In one such magazine recently I read of a woman with a lovely house, all very white and tasteful. But, oh dear, what’s this: “[The owner] doesn’t own a TV”, so the “focus is on talking over a glass of wine.”
Hey, guess what. I own a telly and I can talk and drink wine all at the same time. It’s a special skill, like juggling or being able to do three- point turns. And as for juggling while doing three-point turns...
Of course the passive-aggressive undercurrent of that sentence is that the woman in the feature has much better things to do than watch television. Like talking over a glass of wine. Literally as well as figuratively, presumeably. You can’t talk under a glass of wine, or maybe you can. But you’d look strange.
To this woman in her posh white house watching television is clearly a waste of time, she’d much rather talk, presumably to other people rather than a rabbit or a toy soldier. But what do they talk about if they don’t watch telly? (Poetry probably.

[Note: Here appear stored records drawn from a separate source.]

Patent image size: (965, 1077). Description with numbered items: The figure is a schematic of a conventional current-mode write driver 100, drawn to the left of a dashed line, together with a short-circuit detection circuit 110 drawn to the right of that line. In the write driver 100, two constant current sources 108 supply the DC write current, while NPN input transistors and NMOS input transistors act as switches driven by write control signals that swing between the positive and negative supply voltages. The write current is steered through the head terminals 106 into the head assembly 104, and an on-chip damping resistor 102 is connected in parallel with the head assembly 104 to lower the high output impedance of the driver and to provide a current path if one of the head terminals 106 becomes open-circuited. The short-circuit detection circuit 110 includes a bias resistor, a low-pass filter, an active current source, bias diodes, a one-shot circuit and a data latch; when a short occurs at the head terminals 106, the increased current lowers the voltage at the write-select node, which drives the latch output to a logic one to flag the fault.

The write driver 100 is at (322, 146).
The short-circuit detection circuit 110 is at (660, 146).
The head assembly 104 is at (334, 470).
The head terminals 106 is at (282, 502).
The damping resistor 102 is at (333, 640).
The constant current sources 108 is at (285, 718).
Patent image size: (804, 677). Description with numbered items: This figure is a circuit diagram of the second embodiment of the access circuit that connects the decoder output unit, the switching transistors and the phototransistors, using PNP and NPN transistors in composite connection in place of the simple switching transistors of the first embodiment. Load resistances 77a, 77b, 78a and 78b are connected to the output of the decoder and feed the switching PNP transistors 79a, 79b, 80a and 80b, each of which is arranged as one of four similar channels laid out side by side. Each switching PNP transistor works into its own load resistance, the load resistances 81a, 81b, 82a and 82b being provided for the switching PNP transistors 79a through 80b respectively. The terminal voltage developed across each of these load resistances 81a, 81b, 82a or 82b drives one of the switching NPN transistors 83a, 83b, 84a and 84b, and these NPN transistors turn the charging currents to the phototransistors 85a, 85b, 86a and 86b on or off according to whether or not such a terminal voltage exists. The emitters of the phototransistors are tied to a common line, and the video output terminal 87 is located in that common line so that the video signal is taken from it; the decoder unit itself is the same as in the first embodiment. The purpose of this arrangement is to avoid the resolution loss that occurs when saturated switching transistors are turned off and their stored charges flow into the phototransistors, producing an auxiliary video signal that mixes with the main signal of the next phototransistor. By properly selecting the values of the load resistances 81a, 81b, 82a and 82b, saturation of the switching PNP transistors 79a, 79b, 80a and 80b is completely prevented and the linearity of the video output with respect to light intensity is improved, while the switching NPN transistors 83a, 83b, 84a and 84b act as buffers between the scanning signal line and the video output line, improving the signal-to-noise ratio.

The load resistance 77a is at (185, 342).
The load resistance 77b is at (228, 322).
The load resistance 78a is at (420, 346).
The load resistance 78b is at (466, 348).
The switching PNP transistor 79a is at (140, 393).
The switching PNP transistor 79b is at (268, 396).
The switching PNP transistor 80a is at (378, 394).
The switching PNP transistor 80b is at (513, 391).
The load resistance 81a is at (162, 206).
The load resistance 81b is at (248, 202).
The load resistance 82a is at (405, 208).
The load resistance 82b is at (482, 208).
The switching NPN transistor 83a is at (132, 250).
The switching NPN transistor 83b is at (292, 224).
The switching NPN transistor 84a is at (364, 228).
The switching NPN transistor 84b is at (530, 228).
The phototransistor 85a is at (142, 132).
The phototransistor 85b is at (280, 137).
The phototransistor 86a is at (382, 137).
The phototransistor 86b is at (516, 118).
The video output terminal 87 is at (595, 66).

Or cushions.) How many of your conversations revolve around what you watched last night? Or your friends’ recommendations of things you might enjoy?
If this woman watched televivion this week she’d have so much more to discuss. But as she doesn’t have a telly just look at what she’ll miss. Against the Law (Wednesday BBC4), a touching, angry drama from Brian Fillis about Peter Wildeblood (Daniel Mays) who was jailed in the 1950s for being gay.
Then there’s the new series of Top of the Lake (Thursday BBC2) which I well understand was so toweringly, ponderously pretentious the first time round that some of you would rather sit and watch a mouse paint a wall than endure a new series. But come on, it’s bold and beautiful in its own up-itself kind of way.
And what about ITV’s Long Lost Family (Wednesday ITV), the most life-affirming heartbreaking show on TV. And Poldark on BBC1, which this series has been so wonderful, so dark, layered and powerful.
You can learn about Alaska in Wild Alaska (Sunday BBC1) and remember those extraordinary few weeks after the death of Diana, Princess of Wales in Diana Our Mother (Monday ITV).
Or, like an alarmingly high number of seemingly intelligent, well-adjusted people, you can watch the final of Love Island on ITV2. I can’t bring myself to say any more about this, except that you all need help.
So, my message to people without tellies is this: it is my public duty to urge you to consider exactly what you are missing by choosing to remain in ignorance of a world full of possibilities. The rest of us, we’ll talk, watch TV and drink our wine.